Monday, March 1, 2010

Atta Mills: A Very Divisive Person

Indeed, if ever there has been a person who is a source of divisiveness in our body politic, that person is John Evans Atta Mills, and I would demonstrate why I think so.

Do you remember a certain Member of Parliament called Michael Teye Nyaunu, who told Ghanaians that he had been punished by President Professor Mills and turned into an outcast in the party because he had criticized President Mills as being a sick man when they were in opposition and vying for power?

If you remember, Nyaunu raised the issue of the health status of Professor Atta Mills in the media in the run-up to election 2008 and called upon him to resign as flag bearer of the NDC because according to him Prof. Mills was unwell and unfit for the presidential campaign.

According to Nyaunu, he has never been forgiven for expressing a genuine concern, and the evidence is available in the fact that since the NDC won power, he has been sidelined from all appointments, even though as an MP there are many places he could have served.

I am also certain that you remember Dr. Ekwow Spio Garbrah, who is currently a Vice Chairperson of the NDC and at one time an aspirant for the position of flag bearer of the NDC.

In the run-up to the flagbearership congress of the NDC, it was Spio Garbrah who sent round text messages suggesting that Atta Mills was sick and that it was unlikely that he would be able to lead the NDC into the presidential contest.

In spite of his concerns, Mills went on to win the race, and Spio, as the runner-up to Atta Mills, legitimately expected that he would be given a ministerial position in the NDC.

This expectation never materialized, and in bitterness, Spio penned and published his famous ‘pissing-in and pissing out’ article, which led to huge controversy in this nation, and is indeed still simmering.

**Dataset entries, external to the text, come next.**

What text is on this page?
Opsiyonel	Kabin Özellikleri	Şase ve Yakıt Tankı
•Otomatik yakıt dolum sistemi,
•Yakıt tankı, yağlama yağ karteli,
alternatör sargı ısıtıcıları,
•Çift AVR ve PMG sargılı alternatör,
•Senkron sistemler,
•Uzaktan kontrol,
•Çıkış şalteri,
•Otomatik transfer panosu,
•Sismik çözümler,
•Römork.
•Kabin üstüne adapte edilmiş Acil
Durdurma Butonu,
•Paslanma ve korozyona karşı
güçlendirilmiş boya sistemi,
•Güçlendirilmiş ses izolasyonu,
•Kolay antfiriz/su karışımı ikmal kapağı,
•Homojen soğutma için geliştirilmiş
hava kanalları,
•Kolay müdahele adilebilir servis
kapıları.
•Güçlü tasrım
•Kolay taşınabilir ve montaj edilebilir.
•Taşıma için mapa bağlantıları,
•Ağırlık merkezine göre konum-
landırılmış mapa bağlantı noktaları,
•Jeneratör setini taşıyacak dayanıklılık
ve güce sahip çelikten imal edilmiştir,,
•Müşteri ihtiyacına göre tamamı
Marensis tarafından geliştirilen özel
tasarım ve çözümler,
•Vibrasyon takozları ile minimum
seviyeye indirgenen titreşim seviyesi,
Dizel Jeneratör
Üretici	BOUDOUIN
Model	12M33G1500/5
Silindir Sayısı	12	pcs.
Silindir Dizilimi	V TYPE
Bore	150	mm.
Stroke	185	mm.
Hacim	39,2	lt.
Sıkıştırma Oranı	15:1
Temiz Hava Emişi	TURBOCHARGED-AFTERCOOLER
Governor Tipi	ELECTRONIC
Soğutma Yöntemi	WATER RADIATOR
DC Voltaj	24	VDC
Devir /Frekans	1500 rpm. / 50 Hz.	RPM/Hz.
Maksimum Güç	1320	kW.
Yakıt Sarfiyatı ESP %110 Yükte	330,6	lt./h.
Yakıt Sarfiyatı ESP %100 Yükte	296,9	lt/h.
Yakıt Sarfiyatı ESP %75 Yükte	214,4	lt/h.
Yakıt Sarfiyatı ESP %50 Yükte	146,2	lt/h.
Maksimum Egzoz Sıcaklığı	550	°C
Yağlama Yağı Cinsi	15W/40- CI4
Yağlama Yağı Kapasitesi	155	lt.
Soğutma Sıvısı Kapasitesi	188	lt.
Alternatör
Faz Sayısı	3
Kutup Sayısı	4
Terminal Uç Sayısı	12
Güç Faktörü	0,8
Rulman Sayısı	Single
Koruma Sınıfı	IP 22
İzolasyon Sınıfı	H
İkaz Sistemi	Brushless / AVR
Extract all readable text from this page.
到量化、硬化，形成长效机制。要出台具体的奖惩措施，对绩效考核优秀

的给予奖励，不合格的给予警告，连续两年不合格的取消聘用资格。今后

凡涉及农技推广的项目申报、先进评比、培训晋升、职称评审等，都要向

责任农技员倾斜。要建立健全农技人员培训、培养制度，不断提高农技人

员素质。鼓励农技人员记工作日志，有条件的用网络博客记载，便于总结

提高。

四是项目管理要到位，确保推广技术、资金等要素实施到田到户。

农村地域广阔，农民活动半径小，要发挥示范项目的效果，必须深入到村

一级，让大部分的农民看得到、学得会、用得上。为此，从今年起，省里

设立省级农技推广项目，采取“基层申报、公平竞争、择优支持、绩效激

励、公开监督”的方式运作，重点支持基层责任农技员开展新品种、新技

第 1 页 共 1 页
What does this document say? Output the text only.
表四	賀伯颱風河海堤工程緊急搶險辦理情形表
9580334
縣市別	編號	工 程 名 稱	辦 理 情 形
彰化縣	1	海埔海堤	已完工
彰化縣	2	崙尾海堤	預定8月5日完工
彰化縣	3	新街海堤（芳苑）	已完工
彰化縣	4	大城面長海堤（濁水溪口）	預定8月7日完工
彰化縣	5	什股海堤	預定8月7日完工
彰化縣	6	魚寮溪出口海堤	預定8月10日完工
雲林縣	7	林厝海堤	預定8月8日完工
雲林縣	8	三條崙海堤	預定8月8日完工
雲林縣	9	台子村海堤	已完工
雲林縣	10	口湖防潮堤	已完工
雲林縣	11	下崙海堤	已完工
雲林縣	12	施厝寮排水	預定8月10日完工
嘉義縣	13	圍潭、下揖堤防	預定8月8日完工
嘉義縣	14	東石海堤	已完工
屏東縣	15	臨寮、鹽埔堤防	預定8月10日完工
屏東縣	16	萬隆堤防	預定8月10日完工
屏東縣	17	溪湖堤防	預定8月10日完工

It was as a direct consequence of President Atta Mills’ inability to unite with Spio that he eventually decided to vie for the position of Vice Chair of the NDC.
I cannot also dilate on whether or not President Atta Mills is a unifier without spending a little time on the statement that was made by his former Spokesperson, Mahama Ayariga to the effect that the President had ordered all his appointees to ensure that they create space to address the concerns of members of the National Democratic Congress (NDC).

By that statement, President Atta Mills created two classes of Ghanaians in Ghana, which are the NDC Ghanaian, and the rest of us.

Indeed, nothing can be more divisive than for a president to tell his functionaries to give preferential treatment to his own people to the disadvantage of the rest.

In any proper democracy, such talk would have led to impeachment, and demonstrates clearly that Atta Mills is unfit to be president by temperament.

I also cannot expand on whether or not the President is a unifier, without bringing to mind the decision that was taken by the son of the glutton, Koku Anyidoho, the Director of Communications at the Presidency, to keep out certain journalists because according to him, he cannot deal with them.

Personally, I find Anyidoho and his boss to be a pair of chargeable characters.

The Presidency is for all of us, and personal feelings do no come into it. It is in this direction that Anyidoho’s attempts to create divisions on the media front should be seen as totally unacceptable and the President’s acceptance of same as reprehensible and conflict-ridden.

But why am I complaining? Was it not Mills who said that people in the public services who do not share in the vision and ideology of his party ought not to be in public services? It was Mills himself, the President. With such utterances, how can anybody claim that Mills stands for unity?

Once again I say that when you see Atta Mills, remember one clear fact; he is a man who endorses evil for his own political ends and a source of divisiveness.